Dual Low-b-value-driven U-shaped fusion GAN for synthesizing high-b-value prostate DWI.
Authors
Affiliations (9)
Affiliations (9)
- Jiangsu Province Engineering Research Center of Smart Wearable and Rehabilitation Devices, School of Biomedical Engineering and Informatics, Nanjing Medical University, Nanjing, 211166, China.
- Department of Radiology, Shanghai Fifth People's Hospital, Fudan University, Shanghai, 200240, China.
- The Department of Radiology, The First Affiliated Hospital of Nanjing Medical University, Nanjing, 210029, China.
- Department of Radiology, Nanjing First Hospital, Nanjing Medical University, No.68, Changle Road, Nanjing, 210006, China.
- Department of Radiology, Zhongda Hospital Southeast University, Nanjing, 210009, China.

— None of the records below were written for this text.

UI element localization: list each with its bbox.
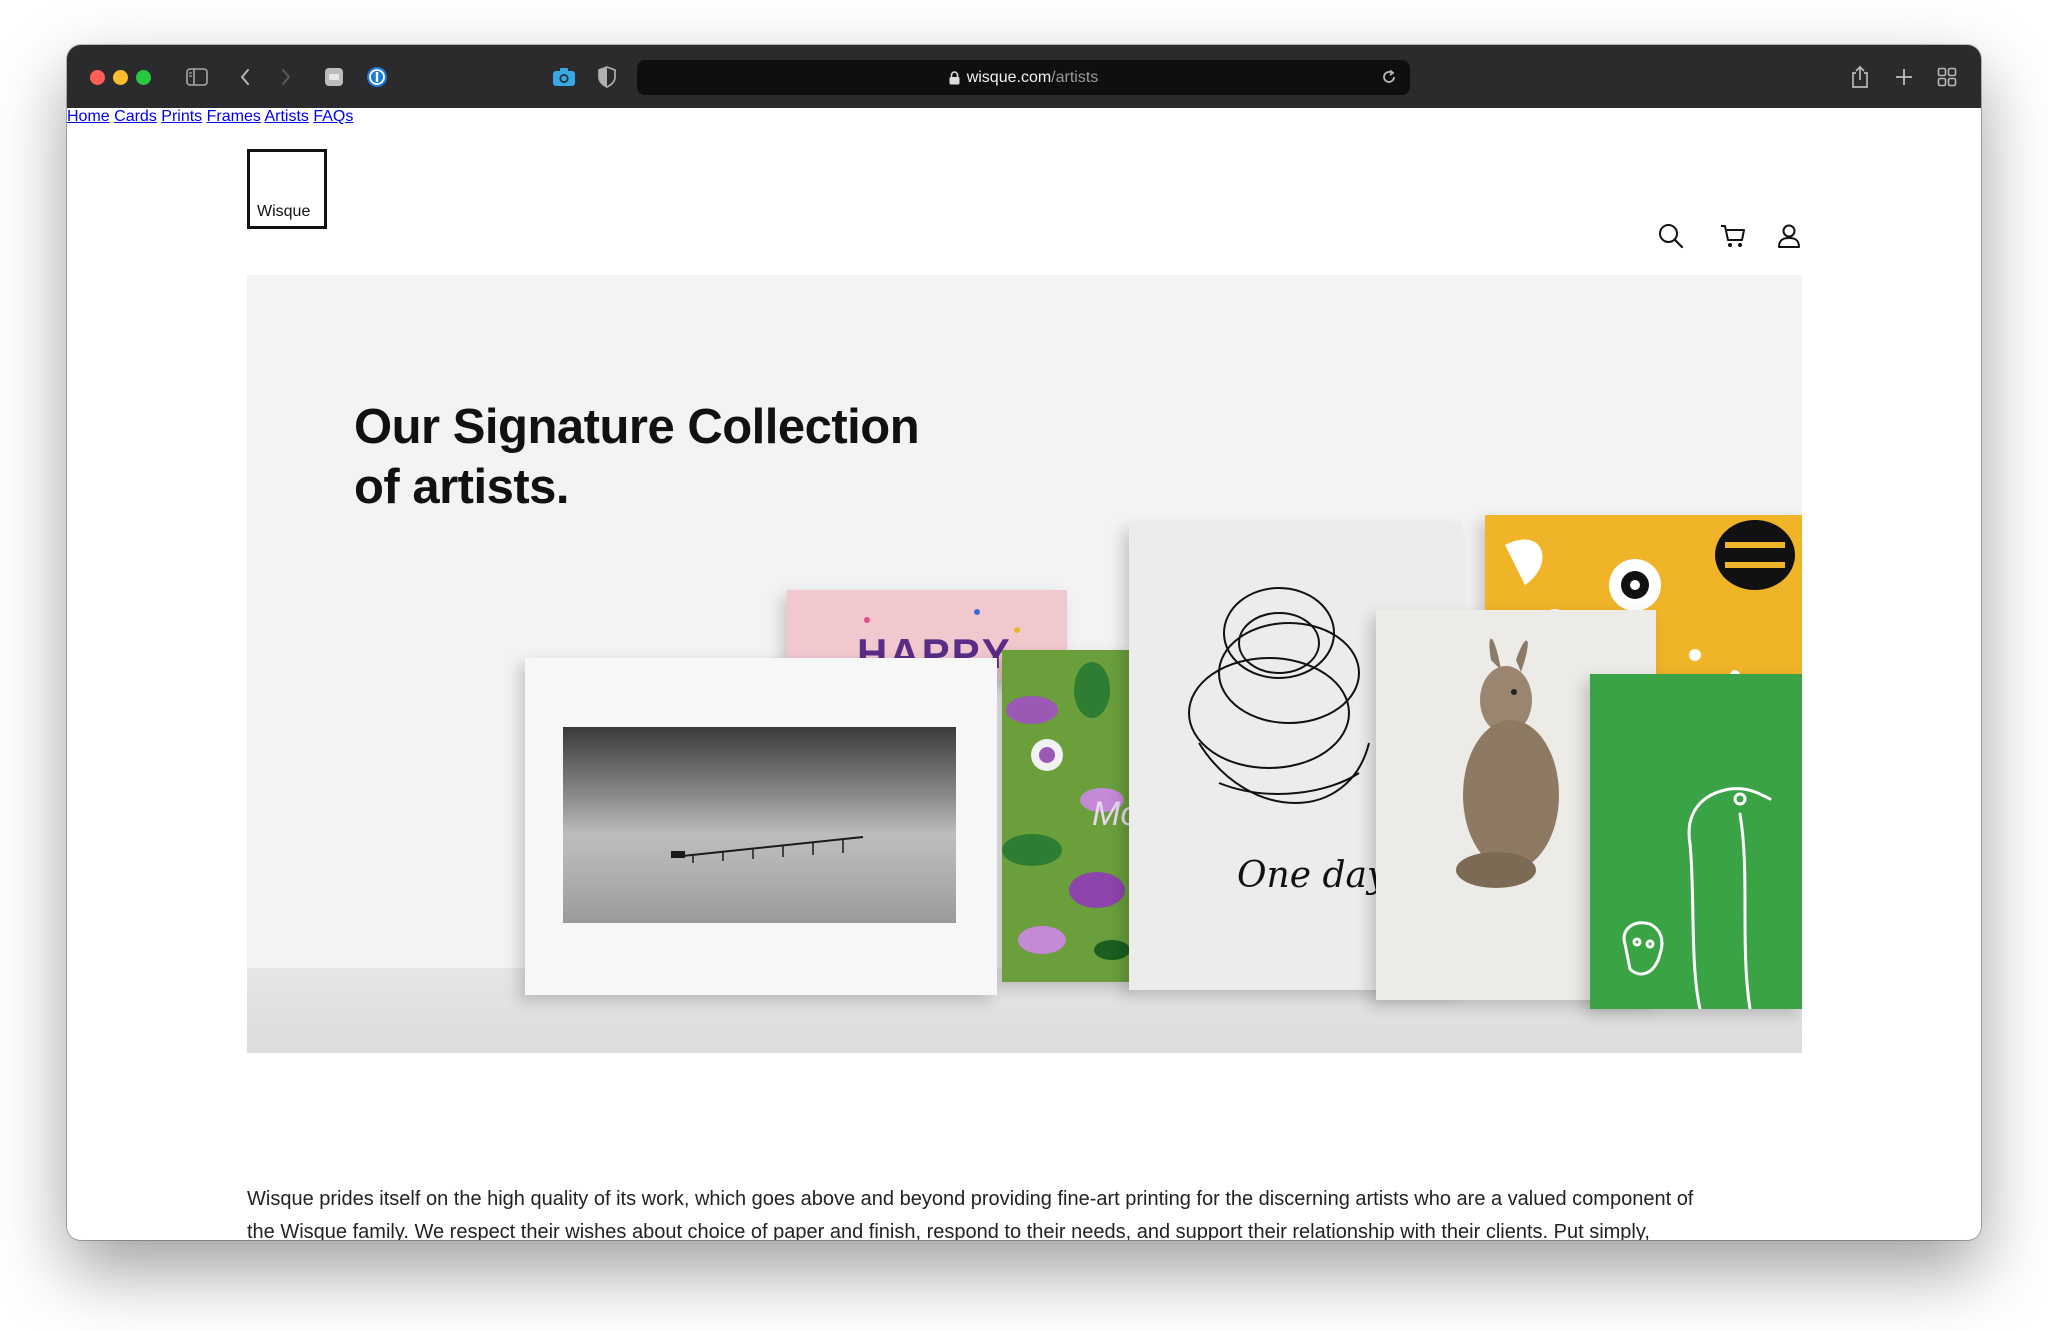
search-icon[interactable] bbox=[1657, 222, 1685, 250]
account-icon[interactable] bbox=[1775, 222, 1803, 250]
minimize-window-button[interactable] bbox=[113, 70, 128, 85]
zoom-window-button[interactable] bbox=[136, 70, 151, 85]
card-floral: Mo bbox=[1002, 650, 1137, 982]
extension-icon[interactable] bbox=[321, 64, 347, 90]
card-photo-print bbox=[525, 658, 997, 995]
hero-title: Our Signature Collection of artists. bbox=[354, 397, 974, 517]
sidebar-icon[interactable] bbox=[184, 64, 210, 90]
site-logo[interactable]: Wisque bbox=[247, 149, 327, 229]
new-tab-icon[interactable] bbox=[1891, 64, 1917, 90]
url-host: wisque.com bbox=[966, 68, 1052, 86]
card-one-day-text: One day bbox=[1237, 855, 1388, 896]
hero-title-line-2: of artists. bbox=[354, 460, 570, 514]
nav-frames[interactable]: Frames bbox=[207, 108, 261, 125]
lock-icon bbox=[949, 70, 960, 85]
web-page: Wisque Home Cards Prints Frames Artists … bbox=[67, 108, 1981, 1240]
browser-window: wisque.com/artists Wisque Home Cards Pri… bbox=[67, 45, 1981, 1240]
photo-pier-landscape bbox=[563, 727, 956, 923]
nav-cards[interactable]: Cards bbox=[114, 108, 157, 125]
intro-paragraph: Wisque prides itself on the high quality… bbox=[247, 1183, 1807, 1240]
nav-artists[interactable]: Artists bbox=[264, 108, 308, 125]
intro-line-2: the Wisque family. We respect their wish… bbox=[247, 1221, 1650, 1240]
intro-line-1: Wisque prides itself on the high quality… bbox=[247, 1188, 1694, 1210]
nav-home[interactable]: Home bbox=[67, 108, 110, 125]
hero-banner: Our Signature Collection of artists. HAP… bbox=[247, 275, 1802, 1053]
camera-icon[interactable] bbox=[551, 64, 577, 90]
logo-text: Wisque bbox=[257, 203, 311, 220]
browser-toolbar: wisque.com/artists bbox=[67, 45, 1981, 109]
nav-prints[interactable]: Prints bbox=[161, 108, 202, 125]
tab-overview-icon[interactable] bbox=[1934, 64, 1960, 90]
password-manager-icon[interactable] bbox=[364, 64, 390, 90]
address-bar[interactable]: wisque.com/artists bbox=[637, 60, 1410, 95]
main-nav: Home Cards Prints Frames Artists FAQs bbox=[67, 108, 1981, 126]
reload-icon[interactable] bbox=[1380, 68, 1398, 91]
url-path: /artists bbox=[1051, 68, 1099, 86]
back-icon[interactable] bbox=[232, 64, 258, 90]
close-window-button[interactable] bbox=[90, 70, 105, 85]
cart-icon[interactable] bbox=[1719, 222, 1747, 250]
forward-icon[interactable] bbox=[273, 64, 299, 90]
shield-icon[interactable] bbox=[594, 64, 620, 90]
share-icon[interactable] bbox=[1847, 64, 1873, 90]
nav-faqs[interactable]: FAQs bbox=[313, 108, 353, 125]
card-meerkat bbox=[1590, 674, 1802, 1009]
hero-title-line-1: Our Signature Collection bbox=[354, 400, 920, 454]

- Department of Medical Information Engineering, Kangda College of Nanjing Medical University, Lianyungang, 222000, China.
- The Department of Radiology, The First Affiliated Hospital of Nanjing Medical University, Nanjing, 210029, China. [email protected].

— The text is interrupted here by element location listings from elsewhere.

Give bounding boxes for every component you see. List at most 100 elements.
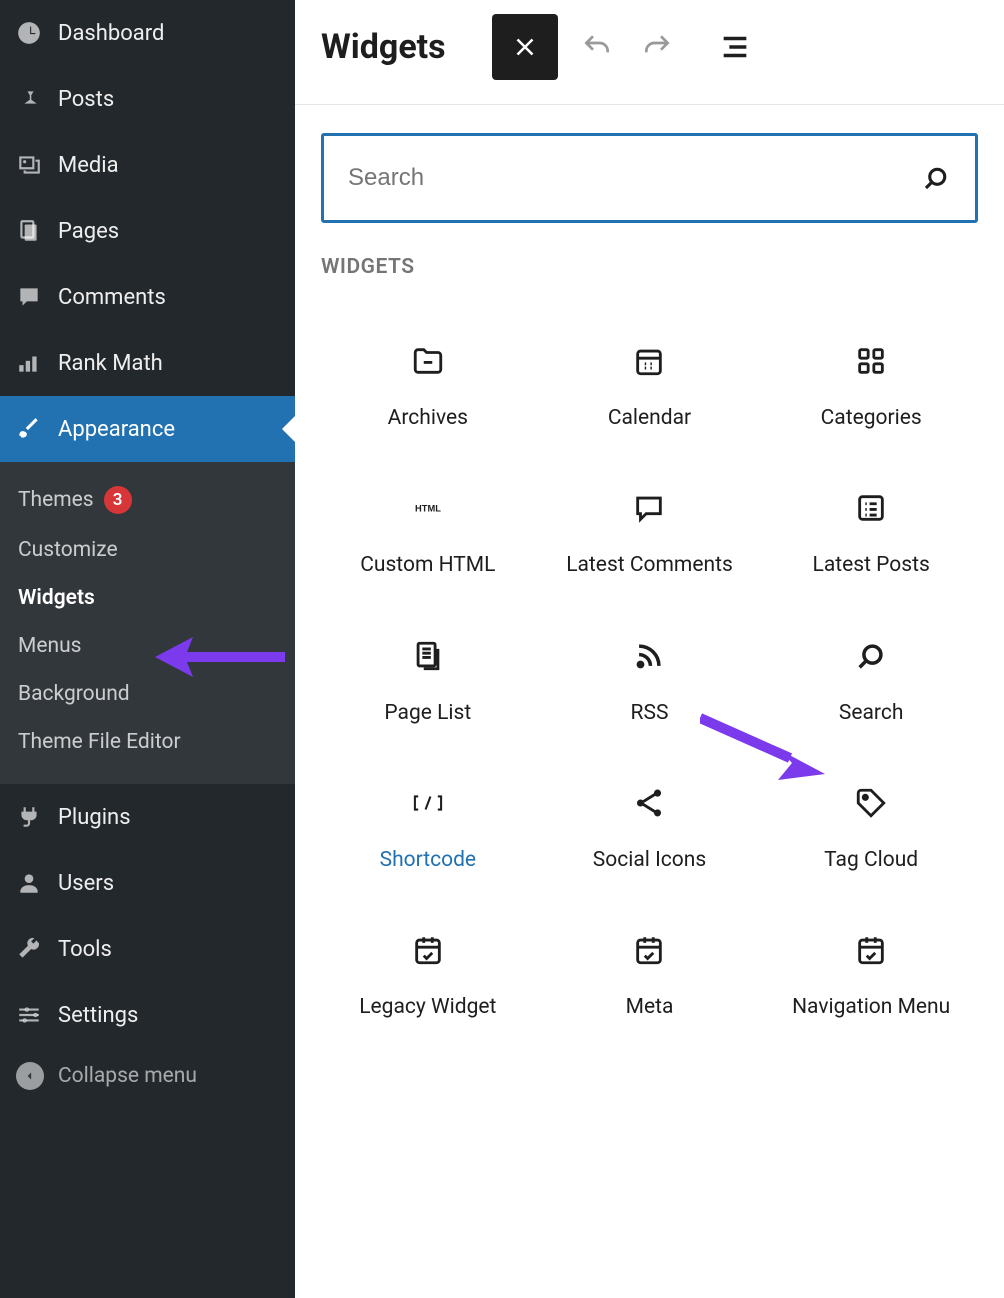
widget-label: RSS xyxy=(631,700,669,727)
list-view-icon xyxy=(718,30,752,64)
widget-rss[interactable]: RSS xyxy=(543,638,757,727)
sidebar-item-posts[interactable]: Posts xyxy=(0,66,295,132)
widget-latest-posts[interactable]: Latest Posts xyxy=(764,490,978,579)
categories-icon xyxy=(853,343,889,379)
submenu-item-background[interactable]: Background xyxy=(0,670,295,718)
submenu-item-theme-file-editor[interactable]: Theme File Editor xyxy=(0,718,295,766)
widget-label: Tag Cloud xyxy=(824,847,918,874)
widget-social-icons[interactable]: Social Icons xyxy=(543,785,757,874)
brush-icon xyxy=(14,416,44,442)
section-heading: Widgets xyxy=(295,241,1004,293)
widget-categories[interactable]: Categories xyxy=(764,343,978,432)
media-icon xyxy=(14,152,44,178)
admin-sidebar: Dashboard Posts Media Pages Comments Ran… xyxy=(0,0,295,1298)
widget-calendar[interactable]: Calendar xyxy=(543,343,757,432)
sidebar-item-tools[interactable]: Tools xyxy=(0,916,295,982)
widget-legacy-widget[interactable]: Legacy Widget xyxy=(321,932,535,1021)
widget-meta[interactable]: Meta xyxy=(543,932,757,1021)
submenu-item-label: Theme File Editor xyxy=(18,730,181,754)
list-view-button[interactable] xyxy=(714,26,756,68)
widgets-grid: Archives Calendar Categories HTML Custom… xyxy=(295,293,1004,1041)
widget-label: Legacy Widget xyxy=(359,994,496,1021)
widget-label: Latest Posts xyxy=(813,552,930,579)
search-icon xyxy=(921,163,951,193)
user-icon xyxy=(14,870,44,896)
submenu-item-label: Widgets xyxy=(18,586,95,610)
shortcode-icon xyxy=(410,785,446,821)
search-widget-icon xyxy=(853,638,889,674)
widget-page-list[interactable]: Page List xyxy=(321,638,535,727)
widget-label: Meta xyxy=(626,994,674,1021)
rss-icon xyxy=(631,638,667,674)
sidebar-item-label: Media xyxy=(58,153,119,178)
search-area xyxy=(295,105,1004,241)
widget-label: Page List xyxy=(384,700,471,727)
sidebar-item-label: Users xyxy=(58,871,114,896)
sidebar-item-label: Rank Math xyxy=(58,351,163,376)
widget-label: Archives xyxy=(388,405,468,432)
plug-icon xyxy=(14,804,44,830)
widget-archives[interactable]: Archives xyxy=(321,343,535,432)
submenu-item-label: Themes xyxy=(18,488,94,512)
search-input[interactable] xyxy=(348,164,921,192)
update-badge: 3 xyxy=(104,486,132,514)
redo-button[interactable] xyxy=(636,26,678,68)
sidebar-item-label: Tools xyxy=(58,937,112,962)
editor-toolbar: Widgets xyxy=(295,0,1004,105)
sliders-icon xyxy=(14,1002,44,1028)
submenu-item-label: Menus xyxy=(18,634,81,658)
widget-shortcode[interactable]: Shortcode xyxy=(321,785,535,874)
widget-label: Latest Comments xyxy=(566,552,733,579)
post-list-icon xyxy=(853,490,889,526)
widget-label: Navigation Menu xyxy=(792,994,950,1021)
sidebar-item-label: Appearance xyxy=(58,417,175,442)
chart-icon xyxy=(14,350,44,376)
collapse-label: Collapse menu xyxy=(58,1064,197,1088)
submenu-item-customize[interactable]: Customize xyxy=(0,526,295,574)
widget-label: Social Icons xyxy=(593,847,706,874)
redo-icon xyxy=(641,31,673,63)
comment-outline-icon xyxy=(631,490,667,526)
sidebar-item-rankmath[interactable]: Rank Math xyxy=(0,330,295,396)
widget-label: Calendar xyxy=(608,405,691,432)
wrench-icon xyxy=(14,936,44,962)
submenu-item-label: Background xyxy=(18,682,130,706)
sidebar-item-label: Comments xyxy=(58,285,166,310)
pin-icon xyxy=(14,86,44,112)
submenu-item-themes[interactable]: Themes 3 xyxy=(0,474,295,526)
tag-icon xyxy=(853,785,889,821)
sidebar-item-settings[interactable]: Settings xyxy=(0,982,295,1048)
widget-label: Custom HTML xyxy=(360,552,495,579)
nav-menu-icon xyxy=(853,932,889,968)
submenu-item-menus[interactable]: Menus xyxy=(0,622,295,670)
sidebar-item-label: Settings xyxy=(58,1003,138,1028)
calendar-check-icon xyxy=(410,932,446,968)
sidebar-item-plugins[interactable]: Plugins xyxy=(0,784,295,850)
html-icon: HTML xyxy=(410,490,446,526)
widget-custom-html[interactable]: HTML Custom HTML xyxy=(321,490,535,579)
widget-search[interactable]: Search xyxy=(764,638,978,727)
sidebar-item-comments[interactable]: Comments xyxy=(0,264,295,330)
undo-icon xyxy=(581,31,613,63)
sidebar-item-appearance[interactable]: Appearance xyxy=(0,396,295,462)
calendar-icon xyxy=(631,343,667,379)
widget-latest-comments[interactable]: Latest Comments xyxy=(543,490,757,579)
sidebar-item-pages[interactable]: Pages xyxy=(0,198,295,264)
sidebar-item-users[interactable]: Users xyxy=(0,850,295,916)
calendar-meta-icon xyxy=(631,932,667,968)
close-panel-button[interactable] xyxy=(492,14,558,80)
dashboard-icon xyxy=(14,20,44,46)
sidebar-item-label: Pages xyxy=(58,219,119,244)
share-icon xyxy=(631,785,667,821)
collapse-menu-button[interactable]: Collapse menu xyxy=(0,1048,295,1104)
comment-icon xyxy=(14,284,44,310)
widget-label: Shortcode xyxy=(380,847,476,874)
undo-button[interactable] xyxy=(576,26,618,68)
sidebar-item-dashboard[interactable]: Dashboard xyxy=(0,0,295,66)
widget-label: Search xyxy=(839,700,904,727)
widget-tag-cloud[interactable]: Tag Cloud xyxy=(764,785,978,874)
submenu-item-widgets[interactable]: Widgets xyxy=(0,574,295,622)
page-list-icon xyxy=(410,638,446,674)
sidebar-item-media[interactable]: Media xyxy=(0,132,295,198)
widget-navigation-menu[interactable]: Navigation Menu xyxy=(764,932,978,1021)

- Jiangsu Province Engineering Research Center of Smart Wearable and Rehabilitation Devices, School of Biomedical Engineering and Informatics, Nanjing Medical University, Nanjing, 211166, China. [email protected].
- Jiangsu Province Engineering Research Center of Smart Wearable and Rehabilitation Devices, School of Biomedical Engineering and Informatics, Nanjing Medical University, Nanjing, 211166, China. [email protected].
Abstract
High-b-value (b = 2000 s/mm²) diffusion-weighted imaging (DWI) is vital for prostate disease detection and characterization due to superior tumor-to-background contrast, but its direct acquisition is time-consuming, technically demanding, and prone to noise and artifacts, limiting routine clinical use. This study aims to synthesize high-b-value prostate DWI from low-b-value data via a novel deep learning method. A dual low-b-value-driven U-shaped Fusion Generative Adversarial Network (UsFGAN) was proposed, integrating three core components: (1) U-Net-based dedicated subnetworks (with skip connections) for feature extraction from two low-b-values (b = 50/1000 sec/mm²); (2) Swin-Transformer with residual blocks (STRB) to capture local/long-range pixel dependencies; (3) hierarchical fusion network with multiple feature fusion blocks (MFFB) for adaptive multi-scale feature combination. Validation was done on a multi-center dataset of 280 subjects (6440 DWI slices). The proposed method outperformed state-of-the-art models (CycleGAN, Pix2Pix, DiscoGAN): peak signal-to-noise ratio = 36.14 dB, structural similarity index = 0.91, LPIPS = 0.09, FID = 8.87. Synthesized high-b-value DWI achieved 86.3% accuracy in prostate lesion detection. Radiologist qualitative evaluation confirmed synthesized images were comparable to real high-b-value scans in noise suppression, artifact reduction, and diagnostic acceptability. UsFGAN effectively leverages dual low-b-value complementary information to synthesize high-quality high-b-value prostate DWI. It exhibits superior performance and clinical diagnostic value, promising to reduce scan time and improve prostate disease assessment.